In 2016, Chile’s regional market share was impressive. A ranking of total arrivals in the South America ranks Chile in second place overall:
• Brazil (6.5 million)
• Chile (5.6 million)
• Argentina (5.5 million)
• Peru (3.7 million)
• Colombia (3.3 million)
• Uruguay (3.0 million)
• Ecuador (1.4 million)
Considering the strength of the tourism brands in Chile’s vicinity, it is clear that travel promotion efforts are paying dividends. The makeup of Chile’s market share, as in most countries, is dependent on regional neighbors. In Chile’s case that would be Argentina and Brazil. Approximate figures will show that 45% and 10% of Argentine and Brazilian tourists (respectively) constitute the total of foreign visits to the country.

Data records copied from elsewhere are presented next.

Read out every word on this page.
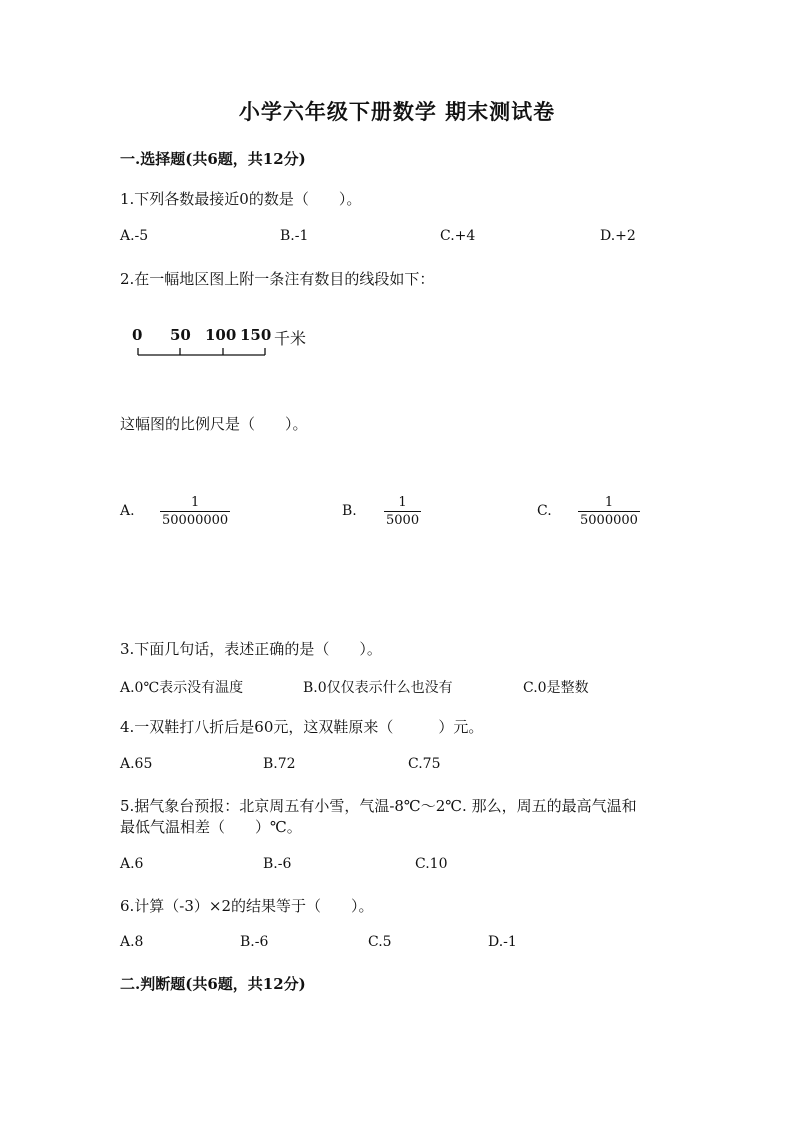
小学六年级下册数学 期末测试卷
一.选择题(共6题，共12分)
1.下列各数最接近0的数是（　　）。
A.-5	B.-1	C.+4	D.+2
2.在一幅地区图上附一条注有数目的线段如下：
0 50 100 150 千米
这幅图的比例尺是（　　）。
A. $\frac{1}{50000000}$	B. $\frac{1}{5000}$	C. $\frac{1}{5000000}$
3.下面几句话，表述正确的是（　　）。
A.0℃表示没有温度	B.0仅仅表示什么也没有	C.0是整数
4.一双鞋打八折后是60元，这双鞋原来（　　　）元。
A.65	B.72	C.75
5.据气象台预报：北京周五有小雪，气温-8℃～2℃. 那么，周五的最高气温和
最低气温相差（　　）℃。
A.6	B.-6	C.10
6.计算（-3）×2的结果等于（　　）。
A.8	B.-6	C.5	D.-1
二.判断题(共6题，共12分)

In 2017, Chile’s performance continues to be on the up. Until August, 4.3 million international travelers have visited Chile. That’s an 18.3% increase in relation to record-breaking 2016. Although Chile’s dependency on economies like Brazil and Argentina continues, there is an opportunity for long-haul markets to grab more market share while Chile attempts to diversify it’s inbound portfolio. Chile is well known for its nature and adventure travel experiences. There is still a vast range of niche opportunities such as birdwatching, fly fishing, family travel, honeymoons, skiing, incentive, indigenous, food and wine tourism.
A 2016 market share break up, will show that arrivals from Argentina, Brazil, Peru, USA and Colombia compose 72% of all the arrivals to the country. In traditionally more incipient markets for Chile, growth is rampant. For example, Chinese visitor numbers doubled (+49.3%) in the past year. France, Australia and the UK boast increments in their 2016 inbound figures of +10.2%, +10.8 % and +10.9% respectively.

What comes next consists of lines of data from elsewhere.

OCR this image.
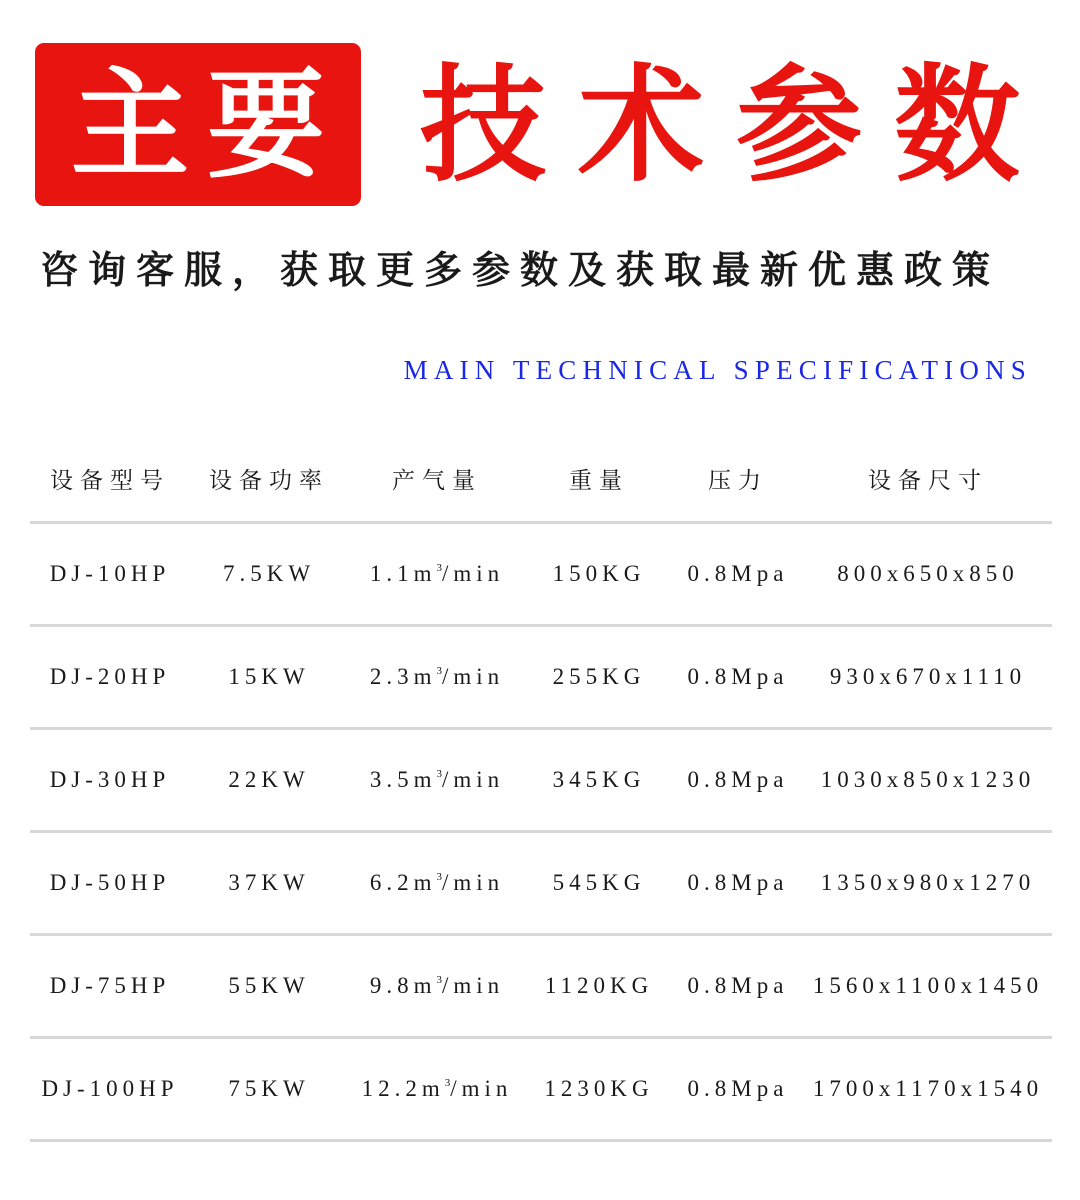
主要 技术参数
咨询客服，获取更多参数及获取最新优惠政策
MAIN TECHNICAL SPECIFICATIONS
设备型号	设备功率	产气量	重量	压力	设备尺寸
DJ-10HP	7.5KW	$1.1m^3/\min$	150KG	0.8Mpa	800x650x850
DJ-20HP	15KW	$2.3m^3/\min$	255KG	0.8Mpa	930x670x1110
DJ-30HP	22KW	$3.5m^3/\min$	345KG	0.8Mpa	1030x850x1230
DJ-50HP	37KW	$6.2m^3/\min$	545KG	0.8Mpa	1350x980x1270
DJ-75HP	55KW	$9.8m^3/\min$	1120KG	0.8Mpa	1560x1100x1450
DJ-100HP	75KW	$12.2m^3/\min$	1230KG	0.8Mpa	1700x1170x1540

A glance at foreign credit card expenditure reveals that after having gone through a stable period in 2013 and 2014, tourists have lately spent more in Chile. Pegged at around USD 1,5 billion in 2013 and 2014, expenditure rose substantially in 2015 and again in 2016.
Foreign credit card spend / year in billions of USD:
(source: Transbank. Please also note that calculations are based on Chilean CLF / US Oct. 2017 exchange rate which equals 42,7 USD for CLP 1.)
Despite Chile’s impressive rise to being one of South America’s most sought after destinations there are a couple of points still worth considering.
A sizeable amount of Chile’s growth is based on Brazil and Argentina. Traditionally, an important trend for both of the latter was retail shopping. Today credit card expenditure analysis reveals that these markets are spending more on tourism activity in Chile. Private and public promotional efforts are now geared towards creating a shift in expenditure habits to encourage consuming more tourism services.
Progress is being made in traditionally hard-to-penetrate markets like the USA. Between 2015 and 2016, USA’s overall outbound figure to South America dropped -5%. Despite less US citizens traveling to South America, Chile was able to attract 12% more tourists from that market in 2016.
In 2013, arrivals to Chile from the USA slumped -2,7% in relation to 2012. Promotional efforts and strategic partnerships with the private sector helped Chile raise it’s numbers between 2013 and 2016 on average 7.3%.
Airlines have played an important part in Chile’s tourism boom. In 2017 alone airplane seat availability from the USA to Chile increased by 15%. Turismo Chile’s partner, LATAM Airlines increased it’s capacity from the USA to Chile by 6%. For the past five years events such as Discover Chile, organized by Turismo Chile and LATAM, have helped bolster B2B ties between the US and Chilean travel industry. For more market information and analysis about Chile’s inbound figures please contact Turismo Chile’s Markets Team.
In conclusion, Chile’s tourism success is helping the country flourish into the trendiest destination in South America. Today, and as far as tourism is concerned, Chile is growing at unprecedented levels. The Undersecretary of Tourism estimates that Chile will reach the 6,7 million tourism visits mark by the end of 2017. With the large variety of cultural and geographic contrasts Chile has it is clear that there is still plenty of untapped tourism potential left in the country. For the international tourism industry opportunity comes in the form of development of new products.
The country’s tourism economy yearns for innovative partnerships that will help expand the current all-too-often traditional offering available. Chile’s safe political climate ensures stability and risk-free holidays in a country plagued by nature and opportunity to for adventure.